I made the list on my website easier to read with alternating color rows. Programming that took a lot of work on my original list. Ahh, but I'm getting crafty in my old age, too. I used a little programming savvy to have my computer do all the formatting for me automatically. Yes, I'm getting both old and lazy, and perhaps a little smarter, too.
Ancient-Rich Star Systems
Where would we find such star systems and their life-friendly planets? That's the really interesting part.
Young star systems are in the process of formation. Earth, for the first three billion years, suffered heavy meteor bombardment. The one which killed off the dinosaurs came near one and a half billion years after this, so you can imagine the "heavy" showers our planet must have endured.
So, we need to find star systems which are at least 3 billion years old (3 Giga-years). Some star systems have formed out of clouds which are almost entirely hydrogen. For planets with soil and the potential for life, we need more chemicals than the plain-vanilla, all-hydrogen variety. Scientists have a scale which gives a rough idea of the chemical "richness" of a star system. This scale measures the ratio of iron to hydrogen (Fe/H) and gives us a quick idea about the "metallicity" of a star system. In this topic, even oxygen and silicon are considered "metals" (heavier elements).
Sol (our sun) on the scale used in my online chart, has an Fe/H of zero. An Fe/H of –0.05 is still relatively rich.
So, we are looking for star systems which are at least 3 billion years old and have a metallicity rating (Fe/H) of at least –0.05. These are the ancient-rich star systems which might harbor another Earth-like planet.
Alpha Centauri, Next-Door
Our nearest neighboring star system, Alpha Centauri, can only be seen by those who live south of about 30-degrees North latitude.

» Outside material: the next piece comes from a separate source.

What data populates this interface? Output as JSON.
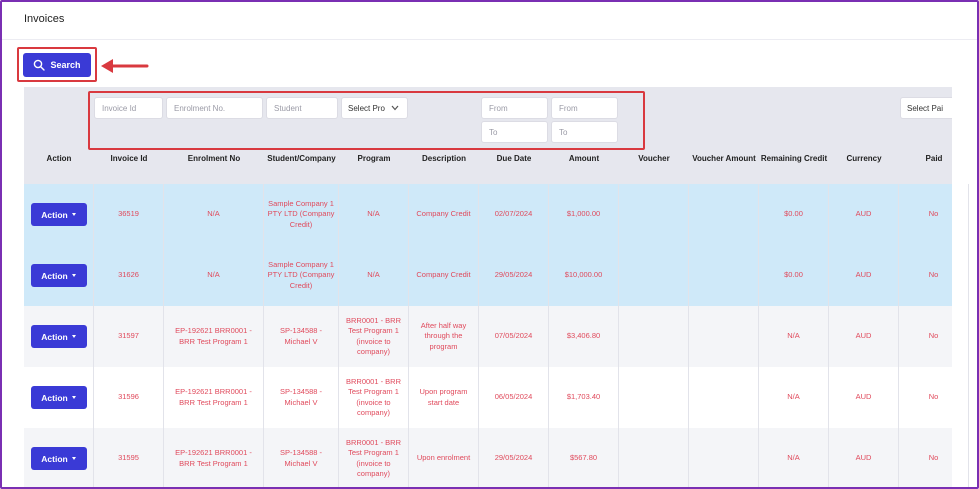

For those more familiar with northern constellations, Alpha Centauri is found near Scorpius. Where I live in the Philippines, this neighboring star is quite visible, high in the sky during some portions of the year.

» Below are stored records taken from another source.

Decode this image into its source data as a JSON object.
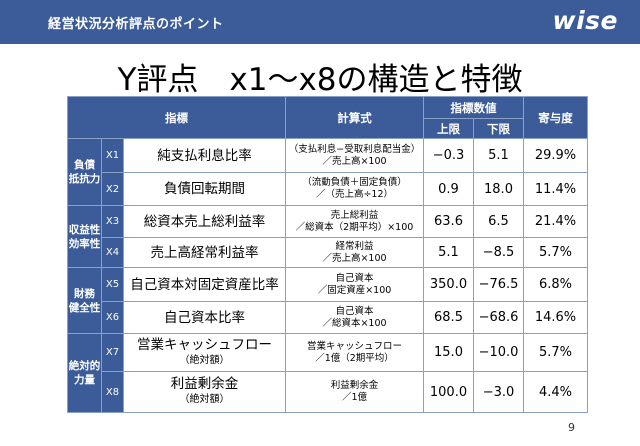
{
  "header": {
    "breadcrumb": "経営状況分析評点のポイント",
    "logo": "wise"
  },
  "title": "Y評点　x1〜x8の構造と特徴",
  "table": {
    "headers": {
      "indicator": "指標",
      "formula": "計算式",
      "values_group": "指標数値",
      "upper": "上限",
      "lower": "下限",
      "contribution": "寄与度"
    },
    "groups": [
      "負債\n抵抗力",
      "収益性\n効率性",
      "財務\n健全性",
      "絶対的\n力量"
    ],
    "rows": [
      {
        "code": "X1",
        "name": "純支払利息比率",
        "name_sub": "",
        "formula": "（支払利息−受取利息配当金）\n／売上高×100",
        "upper": "−0.3",
        "lower": "5.1",
        "contribution": "29.9%"
      },
      {
        "code": "X2",
        "name": "負債回転期間",
        "name_sub": "",
        "formula": "（流動負債＋固定負債）\n／（売上高÷12）",
        "upper": "0.9",
        "lower": "18.0",
        "contribution": "11.4%"
      },
      {
        "code": "X3",
        "name": "総資本売上総利益率",
        "name_sub": "",
        "formula": "売上総利益\n／総資本（2期平均）×100",
        "upper": "63.6",
        "lower": "6.5",
        "contribution": "21.4%"
      },
      {
        "code": "X4",
        "name": "売上高経常利益率",
        "name_sub": "",
        "formula": "経常利益\n／売上高×100",
        "upper": "5.1",
        "lower": "−8.5",
        "contribution": "5.7%"
      },
      {
        "code": "X5",
        "name": "自己資本対固定資産比率",
        "name_sub": "",
        "formula": "自己資本\n／固定資産×100",
        "upper": "350.0",
        "lower": "−76.5",
        "contribution": "6.8%"
      },
      {
        "code": "X6",
        "name": "自己資本比率",
        "name_sub": "",
        "formula": "自己資本\n／総資本×100",
        "upper": "68.5",
        "lower": "−68.6",
        "contribution": "14.6%"
      },
      {
        "code": "X7",
        "name": "営業キャッシュフロー",
        "name_sub": "（絶対額）",
        "formula": "営業キャッシュフロー\n／1億（2期平均）",
        "upper": "15.0",
        "lower": "−10.0",
        "contribution": "5.7%"
      },
      {
        "code": "X8",
        "name": "利益剰余金",
        "name_sub": "（絶対額）",
        "formula": "利益剰余金\n／1億",
        "upper": "100.0",
        "lower": "−3.0",
        "contribution": "4.4%"
      }
    ]
  },
  "page_number": "9",
  "colors": {
    "header_bg": "#3b5c99",
    "grid": "#8aa0c4"
  }
}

Alpha Centauri contains three stars—one very similar to our own sun, another slightly dimmer and cooler, plus the ruddy glowing ember known as "Proxima Centauri." This system stands at least a billion years older than our own sun and system of planets.

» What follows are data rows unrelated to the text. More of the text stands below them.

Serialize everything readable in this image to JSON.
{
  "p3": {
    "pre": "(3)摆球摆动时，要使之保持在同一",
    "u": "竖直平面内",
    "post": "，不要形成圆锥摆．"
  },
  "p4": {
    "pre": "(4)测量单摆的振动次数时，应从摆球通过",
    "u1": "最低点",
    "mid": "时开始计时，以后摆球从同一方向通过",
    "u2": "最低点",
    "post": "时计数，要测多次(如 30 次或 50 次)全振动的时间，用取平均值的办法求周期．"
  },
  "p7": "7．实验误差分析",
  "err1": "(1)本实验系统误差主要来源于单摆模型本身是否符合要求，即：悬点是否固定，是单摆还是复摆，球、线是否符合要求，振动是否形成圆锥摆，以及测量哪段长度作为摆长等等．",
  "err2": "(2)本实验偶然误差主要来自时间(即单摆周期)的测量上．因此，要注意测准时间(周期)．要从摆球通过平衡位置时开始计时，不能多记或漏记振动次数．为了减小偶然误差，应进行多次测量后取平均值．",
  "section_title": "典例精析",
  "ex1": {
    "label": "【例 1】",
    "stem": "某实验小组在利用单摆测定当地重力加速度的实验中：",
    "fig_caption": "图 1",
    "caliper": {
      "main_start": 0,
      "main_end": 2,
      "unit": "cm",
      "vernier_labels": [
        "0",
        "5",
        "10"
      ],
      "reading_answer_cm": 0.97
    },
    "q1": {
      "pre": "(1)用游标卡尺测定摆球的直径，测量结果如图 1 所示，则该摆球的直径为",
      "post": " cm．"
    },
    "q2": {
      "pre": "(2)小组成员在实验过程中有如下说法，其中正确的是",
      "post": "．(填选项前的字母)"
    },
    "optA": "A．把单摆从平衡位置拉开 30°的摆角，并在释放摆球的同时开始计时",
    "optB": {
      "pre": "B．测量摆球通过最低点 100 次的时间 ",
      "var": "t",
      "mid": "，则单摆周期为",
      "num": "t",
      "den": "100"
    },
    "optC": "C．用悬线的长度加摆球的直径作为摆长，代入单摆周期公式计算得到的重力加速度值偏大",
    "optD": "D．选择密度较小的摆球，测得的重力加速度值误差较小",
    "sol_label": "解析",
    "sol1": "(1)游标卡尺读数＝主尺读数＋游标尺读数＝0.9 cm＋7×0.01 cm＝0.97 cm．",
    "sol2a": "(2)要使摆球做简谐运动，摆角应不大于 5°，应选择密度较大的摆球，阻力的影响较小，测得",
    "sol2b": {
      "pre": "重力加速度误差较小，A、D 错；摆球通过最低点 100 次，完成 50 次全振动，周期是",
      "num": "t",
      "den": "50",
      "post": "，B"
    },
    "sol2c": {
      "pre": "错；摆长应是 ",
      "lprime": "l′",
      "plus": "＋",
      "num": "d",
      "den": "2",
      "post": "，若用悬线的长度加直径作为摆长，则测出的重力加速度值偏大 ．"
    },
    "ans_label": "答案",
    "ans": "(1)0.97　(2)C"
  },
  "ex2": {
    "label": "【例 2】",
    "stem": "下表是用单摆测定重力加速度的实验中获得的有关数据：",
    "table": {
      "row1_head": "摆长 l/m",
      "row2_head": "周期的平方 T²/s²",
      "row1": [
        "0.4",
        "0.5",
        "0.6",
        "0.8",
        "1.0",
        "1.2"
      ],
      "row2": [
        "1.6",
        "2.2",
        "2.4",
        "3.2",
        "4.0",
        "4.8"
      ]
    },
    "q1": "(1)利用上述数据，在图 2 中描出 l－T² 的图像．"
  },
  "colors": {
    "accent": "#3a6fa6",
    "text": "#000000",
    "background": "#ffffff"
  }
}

Just think about it. If Alpha Centauri A (the main star) has an Earth-like planet orbiting it and life formed on that world on a schedule similar to that on Earth, they might have a civilization there which is a billion years ahead of us. That's not a million years—a billion years!
Scientists have discovered over 500 extra-solar planets, so far.
I have included many of them in my "Stars in the NeighborHood" 3D software.
I have even marked some of the "ancient-rich" star systems so they are easy to find. Imagine those islands in the dark of space which are similar to Earth -- oceans, oxygen, life.
It's a big universe out there. I never tire of exploring the possibilities.